Emotionally immature people are tiring to be around because they constantly look for other people to confirm their worthiness. For such insecure people, every person they encounter becomes that magic mirror in the fairy tale. Mirror, mirror on the wall, tell me if I’m lovable at all.
The expectation is clear: your full agreement reassures them of their worth. It’s as if they are still trying to get the unconditional approval they should have received as children. Whatever the cause, these unfinished people won’t stop trying to wrest constant validation from you.
What makes good social interactions enjoyable is the sense that both people are listening and showing interest in each other. In these energizing moments, you get to know each other better and hopefully share a new experience: an idea, a laugh, or a bit of self-revelation. There’s a creative spark in how such a conversation takes its twists and turns. But this cannot happen when the other person just wants you to be their lovability mirror.
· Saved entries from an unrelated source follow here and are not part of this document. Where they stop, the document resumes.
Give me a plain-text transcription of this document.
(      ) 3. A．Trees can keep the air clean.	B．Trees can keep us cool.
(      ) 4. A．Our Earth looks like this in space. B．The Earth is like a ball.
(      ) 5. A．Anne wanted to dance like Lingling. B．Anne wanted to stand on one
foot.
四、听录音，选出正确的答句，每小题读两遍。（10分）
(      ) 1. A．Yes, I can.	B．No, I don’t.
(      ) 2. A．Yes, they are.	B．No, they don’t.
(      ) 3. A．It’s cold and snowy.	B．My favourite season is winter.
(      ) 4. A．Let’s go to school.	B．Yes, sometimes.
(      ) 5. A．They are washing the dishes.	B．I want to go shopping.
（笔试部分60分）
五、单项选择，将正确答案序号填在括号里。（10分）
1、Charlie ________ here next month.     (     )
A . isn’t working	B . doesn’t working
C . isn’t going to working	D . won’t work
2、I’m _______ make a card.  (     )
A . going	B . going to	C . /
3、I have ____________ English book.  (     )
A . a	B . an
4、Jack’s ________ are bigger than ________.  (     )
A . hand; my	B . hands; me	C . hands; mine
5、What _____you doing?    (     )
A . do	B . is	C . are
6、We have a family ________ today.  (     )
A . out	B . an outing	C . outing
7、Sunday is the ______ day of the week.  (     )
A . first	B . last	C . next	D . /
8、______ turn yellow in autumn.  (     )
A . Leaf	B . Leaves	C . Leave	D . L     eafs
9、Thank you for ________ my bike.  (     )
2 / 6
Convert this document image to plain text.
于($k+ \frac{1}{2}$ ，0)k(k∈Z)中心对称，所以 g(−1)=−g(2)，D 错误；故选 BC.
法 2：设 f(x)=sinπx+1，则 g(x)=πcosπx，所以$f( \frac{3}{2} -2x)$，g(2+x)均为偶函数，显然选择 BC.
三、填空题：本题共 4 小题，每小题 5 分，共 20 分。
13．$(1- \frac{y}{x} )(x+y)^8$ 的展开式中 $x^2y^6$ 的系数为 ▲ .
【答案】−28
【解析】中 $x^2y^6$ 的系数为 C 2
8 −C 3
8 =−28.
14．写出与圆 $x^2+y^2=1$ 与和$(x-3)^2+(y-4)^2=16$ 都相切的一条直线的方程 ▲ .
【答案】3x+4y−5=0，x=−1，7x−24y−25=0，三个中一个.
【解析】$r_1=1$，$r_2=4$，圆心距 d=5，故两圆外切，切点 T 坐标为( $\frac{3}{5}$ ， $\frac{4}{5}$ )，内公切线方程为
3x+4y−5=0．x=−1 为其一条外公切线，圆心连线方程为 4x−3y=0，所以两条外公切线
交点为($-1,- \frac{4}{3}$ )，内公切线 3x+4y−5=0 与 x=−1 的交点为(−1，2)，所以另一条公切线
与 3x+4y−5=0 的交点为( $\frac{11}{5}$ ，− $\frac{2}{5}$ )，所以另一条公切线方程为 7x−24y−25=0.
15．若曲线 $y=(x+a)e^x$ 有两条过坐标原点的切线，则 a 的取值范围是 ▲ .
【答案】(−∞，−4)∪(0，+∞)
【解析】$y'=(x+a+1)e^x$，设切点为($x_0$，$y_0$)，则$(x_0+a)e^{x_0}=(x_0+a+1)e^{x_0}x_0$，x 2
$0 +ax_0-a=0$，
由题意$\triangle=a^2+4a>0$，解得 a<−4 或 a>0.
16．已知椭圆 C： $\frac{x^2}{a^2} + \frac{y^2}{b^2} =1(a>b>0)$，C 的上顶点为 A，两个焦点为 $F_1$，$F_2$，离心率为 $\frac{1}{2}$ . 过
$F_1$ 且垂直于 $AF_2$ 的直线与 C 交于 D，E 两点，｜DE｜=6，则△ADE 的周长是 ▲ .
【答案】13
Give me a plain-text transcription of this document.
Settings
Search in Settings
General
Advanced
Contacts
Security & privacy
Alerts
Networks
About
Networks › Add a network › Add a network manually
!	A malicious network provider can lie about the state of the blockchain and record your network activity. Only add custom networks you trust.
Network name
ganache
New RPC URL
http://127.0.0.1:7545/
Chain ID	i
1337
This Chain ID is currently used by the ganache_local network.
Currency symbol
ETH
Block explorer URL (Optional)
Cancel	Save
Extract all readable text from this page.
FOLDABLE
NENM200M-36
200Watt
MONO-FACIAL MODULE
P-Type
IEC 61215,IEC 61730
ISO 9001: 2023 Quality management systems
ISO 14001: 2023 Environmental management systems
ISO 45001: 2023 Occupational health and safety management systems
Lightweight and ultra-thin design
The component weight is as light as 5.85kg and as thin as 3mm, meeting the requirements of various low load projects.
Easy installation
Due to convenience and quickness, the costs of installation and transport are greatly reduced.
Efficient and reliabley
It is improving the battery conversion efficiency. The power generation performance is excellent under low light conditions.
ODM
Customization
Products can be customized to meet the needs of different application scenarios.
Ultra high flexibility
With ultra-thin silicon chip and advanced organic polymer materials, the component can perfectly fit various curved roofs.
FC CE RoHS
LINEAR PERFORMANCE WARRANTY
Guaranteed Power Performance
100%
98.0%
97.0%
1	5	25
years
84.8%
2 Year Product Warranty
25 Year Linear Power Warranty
It’s hard to put your finger on, but you will find yourself instinctively backing away from the deadening effect these people have on your energy. Feeling cornered by them is the typical experience. You feel trapped because there is no relief from their need for you to serve as their attentive mirror.
Like children, emotionally immature people look for you to confirm their goodness in each and every encounter. As they do this, their vibe begins to feel coercive. They are not looking for a conversation where both of you can add your own spice to the mix. They want you to follow along with them, like the slipstream around the wake of a boat.
Usually there is something negative to their theme, something that is unfulfilled in them. It’s a subtle thing, but you soon realize that they’re not just communicating in a relaxed and sociable way. Instead, they are looking for you to confirm and agree with the rightness of their existence. They make their points with persistence. They approach you with the tug of an ignored child who needs you to acknowledge him or her, over and over.
With mirror-seeking people, the deal is always the same. There is no fun or discovery going on between you because the formula never changes. It is clear your job is to smile and agree. They do not look in your eyes and show interest in you as a person, any more than you would try to relate to your own image in the mirror. You might try single-handedly to redirect the conversation to something both of you might enjoy, but that will be an uphill siege. This exhausting person will quickly try to maneuver you into confirming they are lovable and right, and your energy will deflate like a flat tire.
Many of these mirror moments can be gotten through with no ill effects by keeping it light. But when a family member, co-worker, or even a partner, repeatedly does this, it can wear thin fast because it’s not so easy to get away.
If you don’t want to serve as someone’s magic mirror, your best bet is to sidestep the urging for agreement with something noncommittal, like “I’ll have to think about that” or “I don’t know.” Any response other than agreement will do because your agreeableness and feigned interest are what keeps fueling their behavior. You may think you are being polite, but your willingness to be a passive mirror is just as enticing to the needy person as active approval.
The next time you are feeling trapped by one of these people, exit the mirror mode by turning your body a little sideways to him and by shifting your gaze to something else in the room for a few moments. This makes you an unrewarding mirror. Breaking eye contact while deliberately taking a couple of deep breaths for yourself takes only a few seconds and helps break the mirror spell so you can move on. As soon as you feel the person’s negative tug on your energies, you will know it’s time to stop acting the part of his mirror. There’s no need to be rude or hostile, but neither is there any rule that you have to play the magic mirror and reassure him that he is good, right, and lovable.
Being noncommittal communicates that you don’t agree these people have the right to commandeer all your attention. Just knowing that you don’t have to put out effort to support their moods or agendas can be a marvelously freeing experience. There they are, and here you are. It’s simple; you are not their mirror, and there’s no need to knock yourself out. They can seek attention, even try to coerce it, but you are never responsible for reassuring them of their lovability. That’s an impossible and thankless job, even for a magic mirror.